Ben oui, toé! Après avoir fait un boutte en char, Lorz se rendit compte que sa crampe était passée, faique il retourna dans la course comme si de rien n’était. Il clancha Hicks à toute vitesse et franchit la ligne d’arrivée devant une foule en délire, tout heureuse d’être contente qu’un Américain ait gagné.

Alice, la fille du président américain Teddy Roosevelt, mit la couronne du vainqueur sur sa tête, mais juste comme elle allait lui passer la médaille d’or autour du cou, quelqu’un arriva tout indigné et dit :

—     Arrêtez-moi ça tusuite! C’t’un tricheur! Y’a faite quasiment la moitié de la course en char!
—     Ben voyons, c’tu vrai, ça?

La foule se mit à le huer.

« Euh… répondit Lorz avec un sourire de ti-gars qui vient de se faire pogner la main dans la boîte de gâteaux Vachon. C’était une joke? »

Il fut disqualifié drette là.

Complètement découragé de s’être fait dépasser par Lorz, Hicks était sur le bord d’abandonner. Mais, quand on lui expliqua ce qui venait de se passer, il eut un petit regain. On lui redonna encore une shot de strychnine, du blanc d’œuf pis du brandy.

Faique il repartit d’plus belle, la face blême, les yeux dans la graisse de bines, les bras raides comme des 2×4 pis les genoux qui pliaient quasiment pu.

Un m’ment’né, il se mit à halluciner :

—     J’en peux pu, y me reste encore 30 km! C’est bin que trop loin…
—     Ben non, Tom, ar’garde! On le voit, le stade, là, t’es quasiment rendu!
—     J’ai faim, astie!
—     Tantôt la bouffe, Tom, tantôt. Tu veux-tu encore du brandy, à’ place?
—     Envoye donc…
—     Quins, ça va-tu mieux, là?
—     Veux me coucher… Laissez-moi juste me coucher à terre…
—     No-non, Tom, arrête pas, là, tu vas gagner! Enweille!

Hicks vers la fin du marathon.

Il fit le dernier boutte dans le stade, soulevé par ses entraîneurs, les pattes qui se faisaient aller dans le vide comme si y touchait encore à terre.

Et malgré les 358 affaires qui l’auraient fait disqualifier aux jours d’à c’t’heure, Tom Hicks fut sacré champion olympique. Y venait de réaliser le rêve de sa vie, mais c’est sûrement pas de même qu’y devait s’imaginer son moment de gloire. Y’était tellement brûlé qu’y fut même pas capable de se tenir deboutte pour recevoir sa médaille; il fut emmené direct à l’hôpital.

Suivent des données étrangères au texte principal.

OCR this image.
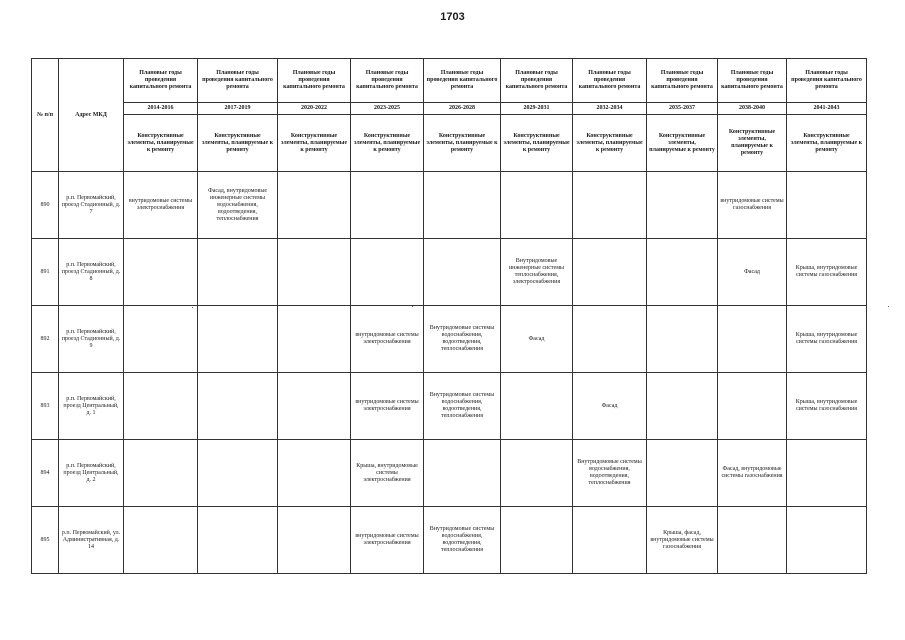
1703
№ п/п	Адрес МКД	Плановые годы проведения капитального ремонта	Плановые годы проведения капитального ремонта	Плановые годы проведения капитального ремонта	Плановые годы проведения капитального ремонта	Плановые годы проведения капитального ремонта	Плановые годы проведения капитального ремонта	Плановые годы проведения капитального ремонта	Плановые годы проведения капитального ремонта	Плановые годы проведения капитального ремонта	Плановые годы проведения капитального ремонта
		2014-2016	2017-2019	2020-2022	2023-2025	2026-2028	2029-2031	2032-2034	2035-2037	2038-2040	2041-2043
		Конструктивные элементы, планируемые к ремонту	Конструктивные элементы, планируемые к ремонту	Конструктивные элементы, планируемые к ремонту	Конструктивные элементы, планируемые к ремонту	Конструктивные элементы, планируемые к ремонту	Конструктивные элементы, планируемые к ремонту	Конструктивные элементы, планируемые к ремонту	Конструктивные элементы, планируемые к ремонту	Конструктивные элементы, планируемые к ремонту	Конструктивные элементы, планируемые к ремонту
890	р.п. Первомайский, проезд Стадионный, д. 7	внутридомовые системы электроснабжения	Фасад, внутридомовые инженерные системы водоснабжения, водоотведения, теплоснабжения							внутридомовые системы газоснабжения	
891	р.п. Первомайский, проезд Стадионный, д. 8						Внутридомовые инженерные системы теплоснабжения, электроснабжения			Фасад	Крыша, внутридомовые системы газоснабжения
892	р.п. Первомайский, проезд Стадионный, д. 9				внутридомовые системы электроснабжения	Внутридомовые системы водоснабжения, водоотведения, теплоснабжения	Фасад				Крыша, внутридомовые системы газоснабжения
893	р.п. Первомайский, проезд Центральный, д. 1				внутридомовые системы электроснабжения	Внутридомовые системы водоснабжения, водоотведения, теплоснабжения		Фасад			Крыша, внутридомовые системы газоснабжения
894	р.п. Первомайский, проезд Центральный, д. 2				Крыша, внутридомовые системы электроснабжения			Внутридомовые системы водоснабжения, водоотведения, теплоснабжения		Фасад, внутридомовые системы газоснабжения	
895	р.п. Первомайский, ул. Административная, д. 14				внутридомовые системы электроснабжения	Внутридомовые системы водоснабжения, водоотведения, теплоснабжения			Крыша, фасад, внутридомовые системы газоснабжения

Imaginez-vous donc, y’avait perdu huit livres pendant la course!

Sur les 32 athlètes qui prirent le départ, y’en a juste 14 qui franchirent la ligne d’arrivée, dont Len Taunyane, qui avait réussi à se débarrasser des maudits chiens qui lui couraient après et finit neuvième.

Pis Félix Carvajal, lui?

Y’eut beau s’épivarder à droite pis à gauche tout le long de la course, il finit quand même quatrième. Pas pire, hein? Y doit avoir une leçon à tirer de t’ça à quequ’part…


*Au départ, la distance officielle du marathon était de 40 km. Mais aux Jeux de Londres, en 1908, la famille royale exigea que la course se termine drette en avant de sa loge au White City Stadium. Y’en manquait un petit peu, faique on rallongea la distance à 42,195 km, pis c’est resté de même.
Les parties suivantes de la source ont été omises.